Neil shook himself and said, "Alright. Marshall, have all the exits sealed. I'm going to–"
"Ridiculous," my employer said sharply as she limped into the room. "Do you have any idea how many exits this building has? Well, neither do I, but there are quite a few, and unless your friend died in the last two minutes, there has been plenty of time for the murderer to escape. If escape was even part of the plan."
She had been looking Neil up and down as she spoke, and she continued, "No doubt your military service accustomed you to obedience from your subordinates, but Marshall doesn't fall into that category and neither do I. And perhaps it was sentimentality on my part to have hoped that the fact that you paint from time to time indicated a possible flexibility of temperament."
Neil was not intimidated, that was obvious. She could be somewhat overpowering at times, but it would have taken something far more impressive than a skinny reporter in a three-piece suit to intimidate him. He was holding his tongue now for a very different reason. The Jinx had expertise in many areas, but Jan Sleet was his best hope of solving this, and he knew it, even before her quick deductions about his history and hobbies.

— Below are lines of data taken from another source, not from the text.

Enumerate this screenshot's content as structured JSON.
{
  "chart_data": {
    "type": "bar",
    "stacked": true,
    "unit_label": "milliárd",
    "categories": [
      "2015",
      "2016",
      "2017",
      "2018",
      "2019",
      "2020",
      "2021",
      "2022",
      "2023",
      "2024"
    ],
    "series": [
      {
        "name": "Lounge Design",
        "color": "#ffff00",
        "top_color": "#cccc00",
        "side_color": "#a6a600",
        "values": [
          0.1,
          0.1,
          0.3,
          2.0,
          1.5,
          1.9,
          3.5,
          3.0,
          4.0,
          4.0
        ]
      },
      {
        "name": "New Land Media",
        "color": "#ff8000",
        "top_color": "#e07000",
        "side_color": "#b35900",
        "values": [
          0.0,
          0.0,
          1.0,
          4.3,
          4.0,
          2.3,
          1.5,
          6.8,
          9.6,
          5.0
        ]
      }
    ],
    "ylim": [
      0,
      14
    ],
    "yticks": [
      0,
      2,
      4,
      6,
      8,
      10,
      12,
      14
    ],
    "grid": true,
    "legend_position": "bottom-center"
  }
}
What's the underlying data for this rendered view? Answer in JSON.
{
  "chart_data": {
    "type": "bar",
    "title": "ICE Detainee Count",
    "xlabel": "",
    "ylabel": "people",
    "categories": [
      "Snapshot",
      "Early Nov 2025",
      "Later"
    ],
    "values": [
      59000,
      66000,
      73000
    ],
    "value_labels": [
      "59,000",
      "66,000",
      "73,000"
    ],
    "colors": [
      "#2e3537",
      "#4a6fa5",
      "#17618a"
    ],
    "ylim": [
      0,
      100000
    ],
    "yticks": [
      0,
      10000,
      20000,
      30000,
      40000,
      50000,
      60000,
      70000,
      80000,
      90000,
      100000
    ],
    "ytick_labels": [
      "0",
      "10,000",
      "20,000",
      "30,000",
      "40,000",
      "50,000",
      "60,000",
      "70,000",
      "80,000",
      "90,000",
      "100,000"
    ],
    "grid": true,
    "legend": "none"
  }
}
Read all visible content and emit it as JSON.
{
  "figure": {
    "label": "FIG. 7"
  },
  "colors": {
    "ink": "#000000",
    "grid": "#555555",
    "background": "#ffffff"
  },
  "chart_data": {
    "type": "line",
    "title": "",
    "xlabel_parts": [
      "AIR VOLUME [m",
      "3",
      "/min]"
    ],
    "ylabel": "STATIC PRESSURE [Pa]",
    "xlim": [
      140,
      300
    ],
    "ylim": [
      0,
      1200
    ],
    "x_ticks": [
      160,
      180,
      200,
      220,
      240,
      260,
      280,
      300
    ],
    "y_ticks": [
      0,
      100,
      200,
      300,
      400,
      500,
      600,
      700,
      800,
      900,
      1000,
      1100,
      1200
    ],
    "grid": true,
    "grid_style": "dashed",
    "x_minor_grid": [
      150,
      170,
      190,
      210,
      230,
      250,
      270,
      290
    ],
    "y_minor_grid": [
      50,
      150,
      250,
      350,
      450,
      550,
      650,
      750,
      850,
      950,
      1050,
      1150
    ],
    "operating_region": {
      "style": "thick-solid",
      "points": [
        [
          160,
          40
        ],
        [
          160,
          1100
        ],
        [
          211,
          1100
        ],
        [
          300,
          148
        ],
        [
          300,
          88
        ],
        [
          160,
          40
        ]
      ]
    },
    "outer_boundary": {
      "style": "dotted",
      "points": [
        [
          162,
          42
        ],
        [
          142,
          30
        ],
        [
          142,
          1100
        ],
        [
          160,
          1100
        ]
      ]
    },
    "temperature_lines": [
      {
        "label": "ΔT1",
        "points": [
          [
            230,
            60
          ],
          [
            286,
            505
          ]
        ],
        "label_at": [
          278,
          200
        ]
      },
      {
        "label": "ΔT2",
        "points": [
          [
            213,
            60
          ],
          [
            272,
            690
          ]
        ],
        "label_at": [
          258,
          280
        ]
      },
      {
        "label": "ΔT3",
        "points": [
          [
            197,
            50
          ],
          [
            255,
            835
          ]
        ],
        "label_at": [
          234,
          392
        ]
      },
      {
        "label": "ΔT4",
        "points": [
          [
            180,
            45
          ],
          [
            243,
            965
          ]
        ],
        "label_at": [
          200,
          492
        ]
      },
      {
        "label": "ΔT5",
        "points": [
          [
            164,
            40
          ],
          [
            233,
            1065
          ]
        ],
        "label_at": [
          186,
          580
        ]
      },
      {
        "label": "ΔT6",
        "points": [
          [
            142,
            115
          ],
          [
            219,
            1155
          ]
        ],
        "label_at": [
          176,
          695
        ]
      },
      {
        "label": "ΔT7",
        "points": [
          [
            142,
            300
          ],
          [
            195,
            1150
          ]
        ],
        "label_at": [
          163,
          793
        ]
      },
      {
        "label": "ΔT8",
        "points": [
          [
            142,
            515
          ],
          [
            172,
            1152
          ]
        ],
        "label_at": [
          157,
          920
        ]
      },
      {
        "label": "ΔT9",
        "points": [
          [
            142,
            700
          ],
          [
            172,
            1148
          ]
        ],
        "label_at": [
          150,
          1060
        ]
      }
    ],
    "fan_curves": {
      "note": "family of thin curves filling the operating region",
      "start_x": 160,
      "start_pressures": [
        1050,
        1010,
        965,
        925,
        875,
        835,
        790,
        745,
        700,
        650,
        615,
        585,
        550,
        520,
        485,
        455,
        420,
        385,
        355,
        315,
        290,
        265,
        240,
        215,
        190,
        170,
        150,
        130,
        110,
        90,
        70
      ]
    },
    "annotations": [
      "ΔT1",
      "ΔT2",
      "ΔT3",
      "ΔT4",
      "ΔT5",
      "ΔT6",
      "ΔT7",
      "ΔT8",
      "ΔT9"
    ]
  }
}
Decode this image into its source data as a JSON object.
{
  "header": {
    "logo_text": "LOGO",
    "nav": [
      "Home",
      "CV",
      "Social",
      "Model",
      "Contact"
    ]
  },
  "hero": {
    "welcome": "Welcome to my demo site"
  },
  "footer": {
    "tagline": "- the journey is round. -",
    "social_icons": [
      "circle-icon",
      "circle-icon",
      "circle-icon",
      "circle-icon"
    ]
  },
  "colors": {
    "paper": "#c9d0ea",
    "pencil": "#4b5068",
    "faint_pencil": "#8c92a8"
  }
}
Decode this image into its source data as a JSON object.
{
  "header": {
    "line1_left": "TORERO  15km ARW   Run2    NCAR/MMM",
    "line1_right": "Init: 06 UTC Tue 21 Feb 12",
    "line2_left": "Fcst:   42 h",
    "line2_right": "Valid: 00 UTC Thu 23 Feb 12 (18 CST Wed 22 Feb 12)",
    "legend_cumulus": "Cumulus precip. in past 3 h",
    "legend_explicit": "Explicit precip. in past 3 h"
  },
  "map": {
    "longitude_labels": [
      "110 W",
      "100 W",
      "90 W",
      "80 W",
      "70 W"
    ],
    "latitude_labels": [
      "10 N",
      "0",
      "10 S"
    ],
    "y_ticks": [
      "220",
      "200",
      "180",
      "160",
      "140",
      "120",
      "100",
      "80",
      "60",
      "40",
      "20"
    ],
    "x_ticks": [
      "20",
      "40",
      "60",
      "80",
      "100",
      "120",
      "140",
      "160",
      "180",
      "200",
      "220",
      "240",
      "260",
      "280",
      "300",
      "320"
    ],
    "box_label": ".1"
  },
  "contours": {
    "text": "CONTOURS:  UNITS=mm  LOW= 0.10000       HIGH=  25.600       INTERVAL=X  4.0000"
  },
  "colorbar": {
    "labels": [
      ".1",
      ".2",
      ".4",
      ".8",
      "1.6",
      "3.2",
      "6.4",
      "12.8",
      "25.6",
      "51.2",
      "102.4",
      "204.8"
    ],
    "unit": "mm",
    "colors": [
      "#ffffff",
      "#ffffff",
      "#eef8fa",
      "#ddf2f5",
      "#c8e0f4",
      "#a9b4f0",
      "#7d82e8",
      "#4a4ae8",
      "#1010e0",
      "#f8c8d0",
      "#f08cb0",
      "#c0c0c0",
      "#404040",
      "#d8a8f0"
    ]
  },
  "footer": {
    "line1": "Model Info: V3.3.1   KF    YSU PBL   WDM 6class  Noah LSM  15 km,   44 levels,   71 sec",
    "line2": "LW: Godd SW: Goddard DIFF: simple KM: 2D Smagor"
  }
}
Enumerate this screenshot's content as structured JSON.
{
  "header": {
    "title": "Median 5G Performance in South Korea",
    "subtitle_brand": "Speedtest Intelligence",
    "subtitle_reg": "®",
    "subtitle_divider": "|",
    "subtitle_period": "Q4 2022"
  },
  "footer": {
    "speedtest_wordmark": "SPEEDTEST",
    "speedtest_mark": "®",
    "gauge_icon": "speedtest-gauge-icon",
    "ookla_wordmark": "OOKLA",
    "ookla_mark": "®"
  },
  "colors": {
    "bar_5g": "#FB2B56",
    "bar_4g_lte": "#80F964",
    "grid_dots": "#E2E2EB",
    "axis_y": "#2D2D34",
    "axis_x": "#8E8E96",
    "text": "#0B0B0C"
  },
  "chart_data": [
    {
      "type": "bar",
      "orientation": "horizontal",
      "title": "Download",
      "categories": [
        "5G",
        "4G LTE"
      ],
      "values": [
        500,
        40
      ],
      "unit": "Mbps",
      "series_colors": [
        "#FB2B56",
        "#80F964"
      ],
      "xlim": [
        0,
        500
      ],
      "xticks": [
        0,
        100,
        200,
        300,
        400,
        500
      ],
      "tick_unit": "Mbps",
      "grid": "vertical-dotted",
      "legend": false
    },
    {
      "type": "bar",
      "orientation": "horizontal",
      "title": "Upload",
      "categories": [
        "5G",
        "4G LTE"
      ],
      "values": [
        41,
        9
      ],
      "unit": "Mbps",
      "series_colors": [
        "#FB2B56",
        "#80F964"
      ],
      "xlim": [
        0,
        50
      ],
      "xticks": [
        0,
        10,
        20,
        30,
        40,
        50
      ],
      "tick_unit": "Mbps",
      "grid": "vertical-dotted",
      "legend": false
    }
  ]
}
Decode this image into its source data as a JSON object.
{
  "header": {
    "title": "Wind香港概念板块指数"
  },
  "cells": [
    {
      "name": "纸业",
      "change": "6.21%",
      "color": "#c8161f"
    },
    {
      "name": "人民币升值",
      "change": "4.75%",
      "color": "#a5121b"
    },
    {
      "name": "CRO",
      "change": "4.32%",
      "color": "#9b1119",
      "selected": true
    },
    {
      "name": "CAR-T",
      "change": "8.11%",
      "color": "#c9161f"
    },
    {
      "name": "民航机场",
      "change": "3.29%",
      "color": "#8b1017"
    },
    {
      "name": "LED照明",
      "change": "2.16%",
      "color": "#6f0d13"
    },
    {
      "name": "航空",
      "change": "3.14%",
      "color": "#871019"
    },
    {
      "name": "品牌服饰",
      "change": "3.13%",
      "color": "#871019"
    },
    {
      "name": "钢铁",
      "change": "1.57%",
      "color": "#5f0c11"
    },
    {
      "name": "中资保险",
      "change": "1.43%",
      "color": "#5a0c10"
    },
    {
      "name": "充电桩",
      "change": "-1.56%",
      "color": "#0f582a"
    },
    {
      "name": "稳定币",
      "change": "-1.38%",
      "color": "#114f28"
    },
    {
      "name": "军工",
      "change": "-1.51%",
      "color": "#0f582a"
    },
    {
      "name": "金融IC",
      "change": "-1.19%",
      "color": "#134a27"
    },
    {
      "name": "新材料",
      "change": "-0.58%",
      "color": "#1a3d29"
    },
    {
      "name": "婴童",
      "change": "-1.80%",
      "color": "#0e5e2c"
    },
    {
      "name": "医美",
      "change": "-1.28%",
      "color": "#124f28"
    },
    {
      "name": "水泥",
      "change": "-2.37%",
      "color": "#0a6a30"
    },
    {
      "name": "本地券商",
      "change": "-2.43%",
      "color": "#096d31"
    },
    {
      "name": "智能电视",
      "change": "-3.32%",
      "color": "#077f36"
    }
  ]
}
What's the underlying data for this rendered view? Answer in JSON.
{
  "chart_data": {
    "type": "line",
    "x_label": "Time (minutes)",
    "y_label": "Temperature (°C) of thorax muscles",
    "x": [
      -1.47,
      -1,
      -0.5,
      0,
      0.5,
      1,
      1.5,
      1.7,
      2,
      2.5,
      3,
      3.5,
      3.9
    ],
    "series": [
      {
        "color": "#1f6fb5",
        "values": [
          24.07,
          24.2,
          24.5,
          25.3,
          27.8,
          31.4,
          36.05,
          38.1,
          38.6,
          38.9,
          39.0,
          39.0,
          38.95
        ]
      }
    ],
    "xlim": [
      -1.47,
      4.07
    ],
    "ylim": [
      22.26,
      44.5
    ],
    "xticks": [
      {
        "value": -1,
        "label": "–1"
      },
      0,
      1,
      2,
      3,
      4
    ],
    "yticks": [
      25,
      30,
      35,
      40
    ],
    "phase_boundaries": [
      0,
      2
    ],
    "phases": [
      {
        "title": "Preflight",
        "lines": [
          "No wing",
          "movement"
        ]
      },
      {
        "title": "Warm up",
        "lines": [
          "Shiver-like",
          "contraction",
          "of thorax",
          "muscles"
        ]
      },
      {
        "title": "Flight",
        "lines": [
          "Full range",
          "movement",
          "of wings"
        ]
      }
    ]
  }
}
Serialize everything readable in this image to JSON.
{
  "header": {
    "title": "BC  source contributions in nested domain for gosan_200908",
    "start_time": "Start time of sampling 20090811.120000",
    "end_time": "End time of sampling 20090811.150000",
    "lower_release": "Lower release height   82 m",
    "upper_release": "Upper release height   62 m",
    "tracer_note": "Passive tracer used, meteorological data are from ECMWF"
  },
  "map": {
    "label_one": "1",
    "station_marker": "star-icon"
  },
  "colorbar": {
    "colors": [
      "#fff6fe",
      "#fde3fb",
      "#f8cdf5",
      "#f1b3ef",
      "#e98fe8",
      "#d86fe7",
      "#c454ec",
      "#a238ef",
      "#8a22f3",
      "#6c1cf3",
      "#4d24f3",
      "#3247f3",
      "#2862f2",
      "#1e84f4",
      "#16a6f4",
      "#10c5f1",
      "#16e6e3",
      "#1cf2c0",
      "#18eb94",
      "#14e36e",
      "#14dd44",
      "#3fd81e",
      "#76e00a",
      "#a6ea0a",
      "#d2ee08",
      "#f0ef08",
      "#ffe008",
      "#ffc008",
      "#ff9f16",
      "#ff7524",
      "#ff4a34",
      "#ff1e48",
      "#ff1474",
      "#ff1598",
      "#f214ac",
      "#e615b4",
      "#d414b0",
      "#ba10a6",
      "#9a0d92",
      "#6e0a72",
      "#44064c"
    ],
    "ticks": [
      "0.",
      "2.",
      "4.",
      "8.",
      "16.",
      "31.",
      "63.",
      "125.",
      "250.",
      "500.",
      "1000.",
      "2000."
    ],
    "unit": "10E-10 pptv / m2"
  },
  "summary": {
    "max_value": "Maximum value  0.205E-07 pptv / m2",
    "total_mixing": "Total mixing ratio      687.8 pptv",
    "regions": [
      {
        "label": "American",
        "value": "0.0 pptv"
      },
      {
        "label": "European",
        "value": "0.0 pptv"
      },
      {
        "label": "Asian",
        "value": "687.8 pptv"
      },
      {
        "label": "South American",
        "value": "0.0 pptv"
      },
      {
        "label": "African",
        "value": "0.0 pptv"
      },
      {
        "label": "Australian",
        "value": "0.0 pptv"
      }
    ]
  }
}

From how abruptly he had returned to the hospital, I wondered if Dr. Lee, the leader of the Jinx, had sent him back, perhaps thinking that his precautions for Felix's safety hadn't been adequate. If this was true, and given that he had returned to find Felix dead, I could only imagine how much he wanted to know the murderer's name before making his next report.
"This is not a matter for just the Jinx, or just for U-town, or just for the hospital," my employer continued after a moment. " We are not the Scorpions, and this is not a territorial matter. Every single person involved, with one exception, wants the same thing. And I'm going to be in charge, not because I outrank you in some way, but because I'm the best equipped to figure this out."